At least, in the beginning of the movie, when the audience sees Lena, aggrieved after her husband’s disappearance, Garland offers a delicate depth to enrich Lena’s character. Viewers see Kane and Lena’s unmistakable chemistry during their playful pillow talk and feel the equally evident tension when Kane returns to the restrictive hallways of their home one year later, an obviously changed man.

Over time, however, the film pivots a couple times. As soon as Lena and her companions enter the Shimmer, much of the film’s most human elements are lost, relegated to the occasional flashback. Instead, Garland presents a sci-fi action horror punctuated by some truly thrilling and terrifying sequences that leverage the Shimmer’s world to agitate the most stolid of those watching. As effective as these sequences are, much of the second act feels like a reimagining of other sci-fi horrors in films like “Alien” and “Predator.”
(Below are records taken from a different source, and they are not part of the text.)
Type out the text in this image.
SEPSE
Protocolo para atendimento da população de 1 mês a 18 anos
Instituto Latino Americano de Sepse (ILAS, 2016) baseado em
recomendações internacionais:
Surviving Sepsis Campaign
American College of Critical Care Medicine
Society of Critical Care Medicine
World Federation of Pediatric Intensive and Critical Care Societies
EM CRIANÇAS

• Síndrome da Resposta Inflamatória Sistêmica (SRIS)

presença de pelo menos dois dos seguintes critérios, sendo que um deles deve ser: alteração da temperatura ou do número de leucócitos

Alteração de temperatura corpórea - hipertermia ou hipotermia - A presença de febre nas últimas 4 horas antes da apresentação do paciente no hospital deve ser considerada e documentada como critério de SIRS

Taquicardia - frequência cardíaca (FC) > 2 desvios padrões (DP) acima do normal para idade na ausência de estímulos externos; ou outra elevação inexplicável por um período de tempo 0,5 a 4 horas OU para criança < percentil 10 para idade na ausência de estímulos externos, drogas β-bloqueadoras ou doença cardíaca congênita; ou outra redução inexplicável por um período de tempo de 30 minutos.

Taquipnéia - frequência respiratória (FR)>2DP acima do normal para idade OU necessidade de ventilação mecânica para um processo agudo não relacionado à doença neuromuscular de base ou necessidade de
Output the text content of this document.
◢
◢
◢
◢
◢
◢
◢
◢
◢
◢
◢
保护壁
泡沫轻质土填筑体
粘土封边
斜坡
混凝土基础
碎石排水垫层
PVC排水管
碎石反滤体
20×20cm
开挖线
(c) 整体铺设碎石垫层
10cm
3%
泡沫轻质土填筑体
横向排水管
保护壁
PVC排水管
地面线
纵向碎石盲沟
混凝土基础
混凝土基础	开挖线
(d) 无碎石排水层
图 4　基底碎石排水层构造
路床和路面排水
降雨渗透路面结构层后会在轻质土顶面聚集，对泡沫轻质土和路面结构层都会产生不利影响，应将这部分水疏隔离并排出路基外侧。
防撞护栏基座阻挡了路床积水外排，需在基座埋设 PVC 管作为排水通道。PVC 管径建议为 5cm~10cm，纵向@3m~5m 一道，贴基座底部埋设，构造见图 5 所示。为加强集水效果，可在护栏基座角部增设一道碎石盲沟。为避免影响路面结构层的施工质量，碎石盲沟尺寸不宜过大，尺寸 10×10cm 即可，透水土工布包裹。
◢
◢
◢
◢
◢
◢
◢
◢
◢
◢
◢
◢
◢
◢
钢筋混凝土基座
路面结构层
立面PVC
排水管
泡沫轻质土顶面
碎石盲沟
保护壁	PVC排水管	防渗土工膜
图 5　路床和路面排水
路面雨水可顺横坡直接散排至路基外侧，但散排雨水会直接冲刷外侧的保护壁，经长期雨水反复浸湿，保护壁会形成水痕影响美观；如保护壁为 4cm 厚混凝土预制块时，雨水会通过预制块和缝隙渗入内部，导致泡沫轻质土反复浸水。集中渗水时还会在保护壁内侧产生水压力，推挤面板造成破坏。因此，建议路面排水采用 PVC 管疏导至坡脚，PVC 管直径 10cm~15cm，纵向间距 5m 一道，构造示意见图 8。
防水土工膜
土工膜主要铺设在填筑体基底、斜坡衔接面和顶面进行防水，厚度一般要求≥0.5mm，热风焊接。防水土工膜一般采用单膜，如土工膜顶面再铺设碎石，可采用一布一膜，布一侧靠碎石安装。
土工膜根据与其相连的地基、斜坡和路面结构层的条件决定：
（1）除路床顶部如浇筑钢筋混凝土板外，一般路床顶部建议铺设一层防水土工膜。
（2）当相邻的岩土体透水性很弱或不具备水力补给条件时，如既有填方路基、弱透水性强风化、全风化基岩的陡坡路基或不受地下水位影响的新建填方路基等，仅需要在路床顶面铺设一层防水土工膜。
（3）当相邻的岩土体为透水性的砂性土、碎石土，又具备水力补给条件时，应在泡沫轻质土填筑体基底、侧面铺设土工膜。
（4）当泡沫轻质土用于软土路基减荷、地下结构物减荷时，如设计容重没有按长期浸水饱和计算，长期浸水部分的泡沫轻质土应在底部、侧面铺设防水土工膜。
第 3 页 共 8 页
Still, Garland makes it clear that the perilous journey will amount to something more. For every monster they encounter, the scientists also come across unfathomable floral arrangements as well as bodies decaying into breathtaking murals of overgrowth.

Each of these sequences is accentuated by Geoff Barrow and Ben Salisbury’s evocative sound choices. Characterized by blaring drones of noise that sound alien and overwhelmingly disquieting, the score assures that Garland still has a card to play.

Many recent science fiction films, like “Arrival,” “Blade Runner 2049” and “Moon,” offer viewers intriguing thought exercises in their first acts, but they fail to follow through on their provocative ideas by the time the third act rolls around. Fortunately, “Annihilation” is the opposite.

The final act pushes Lena into a surreal, cerebral encapsulation of the film’s themes. Garland ties the figurative threads of the film together in a finale that astonishes. Its measured ambiguity leaves the viewer with plenty to mull over after the credits roll.

Finally faced with the source of the Shimmer, Lena’s encounter raises some potent questions regarding the cycle of self-destruction and creation that nature imposes on all life. In this bittersweet dance between erasure, change and creation, Garland asks the audience to consider how their own identities have been refracted.

“Annihilation” is not a perfect film. Gaining and losing several narrative and genre strands over the course of its run time, Garland’s film struggles to assure viewers of what it wants to be. Nonetheless, Garland has created an ambitiously original and thought-provoking film that has earned its place in the science fiction canon.